Art Performance Legu-legu yang digelar oleh Sanggar Seni Rau Parada, Kelurahan Gamtufkange, resmi dibuka oleh Wali Kota Tidore Kepulauan, Muhammad Sinen. Acara ini berlangsung di Hala Paman, Gedung Perpustakaan Daerah, pada Jumat malam, 30 Mei 2025.

Sanggar Rau Parada merupakan komunitas seni yang diisi oleh anak-anak muda berbakat dan memiliki semangat tinggi dalam berkesenian.

“Saya merasa bangga atas kegiatan yang digagas oleh Sanggar Rau Parada. Saya harap kegiatan seperti ini bisa terus berlanjut, karena di Kota Tidore Kepulauan banyak komunitas anak muda yang potensial,” ujar Wali Kota Muhammad Sinen dalam sambutannya.

Ia menambahkan bahwa komunitas kreatif di Tidore cukup banyak dan semuanya berada di bawah naungan ekonomi kreatif (ekraf).

“Kolaborasi antarkomunitas di bawah ekraf ini bisa mendorong Tidore ke arah yang lebih baik. Saya mengajak masyarakat untuk yakin dan optimis bahwa budaya adalah kekuatan besar dalam memajukan kota ini ke depan,” katanya.

Muhammad Sinen juga berharap kolaborasi ini dapat terus berjalan bersama pemerintah daerah di bawah kepemimpinannya bersama Wakil Wali Kota Ahmad Laiman.

“Secara geografis, Tidore mungkin kecil dan tak tampak di peta, namun harus diingat bahwa tanpa Tidore, Indonesia tidak akan lengkap dari Sabang sampai Merauke,” tegasnya.

Wakil Wali Kota Tidore, Ahmad Laiman, yang juga tokoh budaya setempat, mengatakan bahwa sejak dulu Sanggar Rau Parada konsisten dalam melestarikan budaya, khususnya tarian dan seni warisan leluhur.
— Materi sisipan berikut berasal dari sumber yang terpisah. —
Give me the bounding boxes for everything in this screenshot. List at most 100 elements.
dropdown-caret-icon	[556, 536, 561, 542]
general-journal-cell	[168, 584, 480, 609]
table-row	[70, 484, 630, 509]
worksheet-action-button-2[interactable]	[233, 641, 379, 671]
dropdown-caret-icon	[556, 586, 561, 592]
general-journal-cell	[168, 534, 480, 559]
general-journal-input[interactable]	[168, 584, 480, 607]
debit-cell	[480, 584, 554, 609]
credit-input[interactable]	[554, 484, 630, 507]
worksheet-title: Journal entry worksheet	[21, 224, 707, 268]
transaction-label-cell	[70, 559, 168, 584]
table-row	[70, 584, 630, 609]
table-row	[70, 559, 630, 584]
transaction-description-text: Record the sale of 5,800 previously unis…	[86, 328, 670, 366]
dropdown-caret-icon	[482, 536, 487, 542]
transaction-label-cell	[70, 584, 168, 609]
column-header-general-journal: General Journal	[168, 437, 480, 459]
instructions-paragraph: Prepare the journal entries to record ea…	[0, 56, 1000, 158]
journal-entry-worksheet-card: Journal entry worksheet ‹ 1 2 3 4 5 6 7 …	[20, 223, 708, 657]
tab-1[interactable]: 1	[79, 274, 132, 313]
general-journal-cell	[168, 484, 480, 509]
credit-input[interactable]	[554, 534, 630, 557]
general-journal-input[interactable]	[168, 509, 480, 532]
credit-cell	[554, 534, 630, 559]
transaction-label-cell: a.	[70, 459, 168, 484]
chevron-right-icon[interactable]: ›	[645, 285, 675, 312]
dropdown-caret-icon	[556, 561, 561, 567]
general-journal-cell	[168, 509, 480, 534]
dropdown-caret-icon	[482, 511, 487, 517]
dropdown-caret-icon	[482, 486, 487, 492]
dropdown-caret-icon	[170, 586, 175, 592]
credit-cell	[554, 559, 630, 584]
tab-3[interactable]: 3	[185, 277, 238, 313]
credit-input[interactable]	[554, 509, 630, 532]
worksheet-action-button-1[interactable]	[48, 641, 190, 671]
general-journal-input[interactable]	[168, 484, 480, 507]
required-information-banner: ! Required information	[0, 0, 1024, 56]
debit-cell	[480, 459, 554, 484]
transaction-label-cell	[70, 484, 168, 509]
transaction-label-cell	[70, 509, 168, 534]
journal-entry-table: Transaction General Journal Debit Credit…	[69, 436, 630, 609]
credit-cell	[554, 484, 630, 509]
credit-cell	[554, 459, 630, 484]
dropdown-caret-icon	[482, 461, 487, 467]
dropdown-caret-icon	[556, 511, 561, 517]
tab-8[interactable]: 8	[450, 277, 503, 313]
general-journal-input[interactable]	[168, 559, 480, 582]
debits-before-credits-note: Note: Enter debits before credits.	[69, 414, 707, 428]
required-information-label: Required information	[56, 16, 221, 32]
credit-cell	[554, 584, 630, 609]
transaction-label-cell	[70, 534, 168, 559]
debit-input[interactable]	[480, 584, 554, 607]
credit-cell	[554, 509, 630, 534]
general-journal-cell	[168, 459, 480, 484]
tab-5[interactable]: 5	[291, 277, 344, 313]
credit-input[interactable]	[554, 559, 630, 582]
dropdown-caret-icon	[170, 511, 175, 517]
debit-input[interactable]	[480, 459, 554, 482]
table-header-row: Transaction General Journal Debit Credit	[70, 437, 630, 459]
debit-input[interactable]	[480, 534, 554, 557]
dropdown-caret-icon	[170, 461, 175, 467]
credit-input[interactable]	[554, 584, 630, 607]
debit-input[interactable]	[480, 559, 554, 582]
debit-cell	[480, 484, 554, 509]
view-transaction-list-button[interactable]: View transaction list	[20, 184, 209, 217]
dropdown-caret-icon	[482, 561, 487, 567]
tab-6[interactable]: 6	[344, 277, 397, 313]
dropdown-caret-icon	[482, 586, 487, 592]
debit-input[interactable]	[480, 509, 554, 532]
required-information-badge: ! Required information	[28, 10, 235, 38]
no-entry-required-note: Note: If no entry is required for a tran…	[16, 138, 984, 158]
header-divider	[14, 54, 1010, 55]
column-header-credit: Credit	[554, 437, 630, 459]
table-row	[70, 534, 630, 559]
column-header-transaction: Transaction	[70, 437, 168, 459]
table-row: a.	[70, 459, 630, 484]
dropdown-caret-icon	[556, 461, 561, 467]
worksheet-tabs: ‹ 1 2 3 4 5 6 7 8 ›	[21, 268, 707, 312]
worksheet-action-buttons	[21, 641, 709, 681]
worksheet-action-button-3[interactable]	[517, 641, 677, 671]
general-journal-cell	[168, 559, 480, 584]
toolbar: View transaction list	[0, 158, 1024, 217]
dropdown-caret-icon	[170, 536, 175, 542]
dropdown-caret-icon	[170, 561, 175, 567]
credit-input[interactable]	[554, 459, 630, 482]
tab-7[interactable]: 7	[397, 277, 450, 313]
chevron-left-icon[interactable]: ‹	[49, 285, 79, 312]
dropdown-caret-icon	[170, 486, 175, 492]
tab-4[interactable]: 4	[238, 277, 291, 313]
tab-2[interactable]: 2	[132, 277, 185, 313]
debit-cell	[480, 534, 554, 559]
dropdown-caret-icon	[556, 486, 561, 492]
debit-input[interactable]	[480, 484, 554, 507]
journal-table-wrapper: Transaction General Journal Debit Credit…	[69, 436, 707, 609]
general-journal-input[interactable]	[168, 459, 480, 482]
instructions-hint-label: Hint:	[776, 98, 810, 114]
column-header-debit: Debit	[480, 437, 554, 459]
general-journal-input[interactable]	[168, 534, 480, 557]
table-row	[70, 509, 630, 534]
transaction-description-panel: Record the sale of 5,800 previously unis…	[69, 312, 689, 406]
“Di Art Performance Legu-legu ini, akan ditampilkan tarian kolosal Legu-legu yang mengandung nilai sejarah dan seni tinggi,” jelasnya.

Menurut Ahmad, nilai-nilai dalam tarian Legu-legu digali dari potongan-potongan sejarah berupa foto dan lukisan yang dikumpulkan para pendahulu Sanggar Rau Parada.

“Sebagian besar dokumentasi berupa foto dan lukisan itu berasal dari perpustakaan Leiden di Belanda. Ada juga artefak seni yang diperoleh dari Portugal dan Spanyol,” tuturnya.

Ia menceritakan bahwa ketika bangsa Spanyol tiba di Tidore pada masa lampau, mereka disambut oleh Sultan Tidore dengan menampilkan tarian adat bernama Legu-legu, yang kini hanya tersisa dalam potongan gambar.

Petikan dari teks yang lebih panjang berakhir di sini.